There is no need for a database patch - the stored procedure should be added to trusted.sql (which is becoming unwieldy - I think I need to split it up).
> +CREATE OR REPLACE FUNCTION calculate_bug_heat(bug_id integer) RETURNS integer
> +LANGUAGE plpythonu AS $$
> + from datetime import datetime
> +
> + class BugHeatConstants:
> + PRIVACY = 150
> + SECURITY = 250
> + DUPLICATE = 6
> + AFFECTED_USER = 4
> + SUBSCRIBER = 2
> +
> +
> + def get_max_heat_for_bug(bug_id):
> + bug_tasks = plpy.execute(
> + "SELECT * FROM BugTask WHERE bug = %s" % bug_id)
> +
> + max_heats = []
> + for bug_task in bug_tasks:
> + if bug_task['product'] is not None:
> + product = plpy.execute(
> + "SELECT max_bug_heat FROM Product WHERE id = %s" %
> + bug_task['product'])[0]
> + max_heats.append(product['max_bug_heat'])
> + elif bug_task['distribution']:
> + distribution = plpy.execute(
> + "SELECT max_bug_heat FROM Distribution WHERE id = %s" %
> + bug_task['distribution'])[0]
> + max_heats.append(distribution['max_bug_heat'])
> + elif bug_task['productseries'] is not None:
> + product_series = plpy.execute("""
> + SELECT Product.max_bug_heat
> + FROM ProductSeries, Product
> + WHERE ProductSeries.Product = Product.id
> + AND ProductSeries.id = %s"""%
> + bug_task['productseries'])[0]
> + max_heats.append(product_series['max_bug_heat'])
> + elif bug_task['distroseries']:
> + distro_series = plpy.execute("""
> + SELECT Distribution.max_bug_heat
> + FROM DistroSeries, Distribution
> + WHERE DistroSeries.Distribution = Distribution.id
> + AND DistroSeries.id = %s"""%
> + bug_task['distroseries'])[0]
> + max_heats.append(distro_series['max_bug_heat'])
> + else:
> + pass
> +
> + return max(max_heats)
You can do this in a single query rather than one per task:
SELECT MAX(GREATEST(Product.max_bug_heat, Distribution.max_bug_heat))
FROM BugTask
LEFT OUTER JOIN ProductSeries ON BugTask.productseries = ProductSeries.id
LEFT OUTER JOIN Product ON (
BugTask.product = Product.id
OR ProductSeries.product = Product.id)
LEFT OUTER JOIN DistroSeries ON BugTask.distroseries = DistroSeries.id
LEFT OUTER JOIN Distribution ON (
BugTask.distribution = Distribution.id
OR DistroSeries.distribution = Distribution.id)
WHERE
BugTask.bug = 1
> + # It would be nice to be able to just SELECT * here, but we need to
> + # format the timestamps so that datetime.strptime() won't choke on
> + # them.
Using epoch time would avoid the need for parsing strings (use 'EXTRACT(epoch FROM datecreated)' instead of 'TO_CHAR(...)').

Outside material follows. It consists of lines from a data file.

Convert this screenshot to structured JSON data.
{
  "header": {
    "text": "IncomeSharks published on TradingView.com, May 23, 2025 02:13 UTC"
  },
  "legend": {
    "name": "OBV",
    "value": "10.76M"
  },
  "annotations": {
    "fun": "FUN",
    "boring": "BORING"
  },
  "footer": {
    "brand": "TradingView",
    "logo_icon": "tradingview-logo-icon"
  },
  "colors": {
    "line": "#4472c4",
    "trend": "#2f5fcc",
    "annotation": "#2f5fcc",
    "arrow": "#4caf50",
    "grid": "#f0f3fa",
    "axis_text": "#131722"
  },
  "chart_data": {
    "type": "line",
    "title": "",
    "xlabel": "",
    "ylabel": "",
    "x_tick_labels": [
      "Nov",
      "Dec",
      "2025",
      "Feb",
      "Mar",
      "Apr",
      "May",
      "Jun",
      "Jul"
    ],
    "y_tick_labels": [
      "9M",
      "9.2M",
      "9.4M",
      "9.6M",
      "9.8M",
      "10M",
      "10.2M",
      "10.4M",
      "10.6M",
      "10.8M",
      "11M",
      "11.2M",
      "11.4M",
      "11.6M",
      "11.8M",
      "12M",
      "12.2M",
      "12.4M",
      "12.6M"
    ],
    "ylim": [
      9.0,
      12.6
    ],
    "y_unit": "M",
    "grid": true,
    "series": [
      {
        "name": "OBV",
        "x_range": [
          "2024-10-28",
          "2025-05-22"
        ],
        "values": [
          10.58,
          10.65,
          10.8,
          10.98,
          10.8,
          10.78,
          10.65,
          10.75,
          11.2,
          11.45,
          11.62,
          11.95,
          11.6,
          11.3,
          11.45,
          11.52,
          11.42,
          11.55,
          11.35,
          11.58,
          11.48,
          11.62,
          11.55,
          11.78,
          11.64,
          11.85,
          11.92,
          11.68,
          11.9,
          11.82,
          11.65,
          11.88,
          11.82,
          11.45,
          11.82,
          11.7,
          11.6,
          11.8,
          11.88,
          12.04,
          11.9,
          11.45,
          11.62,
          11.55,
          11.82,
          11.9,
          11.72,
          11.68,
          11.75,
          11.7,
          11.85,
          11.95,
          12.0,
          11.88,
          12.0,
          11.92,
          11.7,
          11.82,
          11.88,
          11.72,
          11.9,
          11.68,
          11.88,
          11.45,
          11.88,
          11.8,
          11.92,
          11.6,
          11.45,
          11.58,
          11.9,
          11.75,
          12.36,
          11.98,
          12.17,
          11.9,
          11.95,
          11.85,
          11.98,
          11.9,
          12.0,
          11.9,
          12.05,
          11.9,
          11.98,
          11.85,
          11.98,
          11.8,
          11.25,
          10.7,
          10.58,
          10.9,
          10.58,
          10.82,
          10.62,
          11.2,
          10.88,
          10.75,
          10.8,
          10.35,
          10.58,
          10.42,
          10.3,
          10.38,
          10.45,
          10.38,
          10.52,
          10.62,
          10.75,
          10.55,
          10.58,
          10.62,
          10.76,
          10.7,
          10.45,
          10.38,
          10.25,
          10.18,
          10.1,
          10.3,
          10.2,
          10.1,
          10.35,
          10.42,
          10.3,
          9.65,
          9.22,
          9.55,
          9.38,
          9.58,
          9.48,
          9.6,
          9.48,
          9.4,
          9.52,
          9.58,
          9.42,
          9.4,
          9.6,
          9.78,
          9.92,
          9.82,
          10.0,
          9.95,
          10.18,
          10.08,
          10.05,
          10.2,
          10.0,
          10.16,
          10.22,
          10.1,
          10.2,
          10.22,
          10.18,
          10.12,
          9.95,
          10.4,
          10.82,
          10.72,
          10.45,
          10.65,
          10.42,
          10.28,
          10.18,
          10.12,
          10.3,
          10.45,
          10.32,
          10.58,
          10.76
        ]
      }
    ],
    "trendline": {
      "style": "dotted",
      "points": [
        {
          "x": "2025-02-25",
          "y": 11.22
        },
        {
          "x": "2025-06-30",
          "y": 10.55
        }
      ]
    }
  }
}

It probably doesn't save any significant time though.
> + if bug_data.nrows() == 0:
> + return 0
I'd return None or raise an exception here - the bug doesn't exist so the heat is undefined.
> + bug = bug_data[0]
> + if bug['duplicateof'] is not None:
> + return 0
Again, None or the heat of the master bug. We should catch cases where we are attempting to calculate the bug heat of non-existent or duplicate bugs.
> + if bug['private']:
> + heat['privacy'] = BugHeatConstants.PRIVACY
> + if bug['security_related']:
> + heat['security'] = BugHeatConstants.SECURITY
> +
> + # Get the heat from subscribers.
> + sub_count = plpy.execute("""
> + SELECT bug, COUNT(id) AS sub_count
> + FROM BugSubscription
> + WHERE bug = %s
> + GROUP BY bug
> + """ % bug_id)
This is unnecessarily complex. The simpler query is just "SELECT COUNT(*) FROM BugSubscription WHERE bug=%s".
You don't need the nrows() guard, as the query will always return one row.
> + # Get the heat from subscribers via duplicates.
> + subs_from_dupes = plpy.execute("""
> + SELECT bug.duplicateof AS dupe_of,
> + COUNT(bugsubscription.id) AS dupe_sub_count
> + FROM bugsubscription, bug
> + WHERE bug.duplicateof = %s
> + AND Bugsubscription.bug = bug.id
> + GROUP BY Bug.duplicateof""" % bug_id)
> + if subs_from_dupes.nrows() > 0:
> + heat['subcribers_from_dupes'] = (
> + BugHeatConstants.SUBSCRIBER * sub_count[0]['dupe_sub_count'])
Similar here. nrows() guard is unnecessary. The query is also overly complex:
SELECT COUNT(*) FROM BugSubscription, Bug WHERE Bug.duplicateof = %s AND BugSubscription.bug = Bug.id
I notice that if a person is subscribed to both a duplicate and the master job, they are counted twice. If this is not correct, we can collapse the above two sections into one using the query:
SELECT COUNT(DISTINCT BugSubscription.person)
FROM BugSubscription, Bug
WHERE Bug.id = BugSubscription.bug
AND (Bug.id = %s OR Bug.duplicateof = %s)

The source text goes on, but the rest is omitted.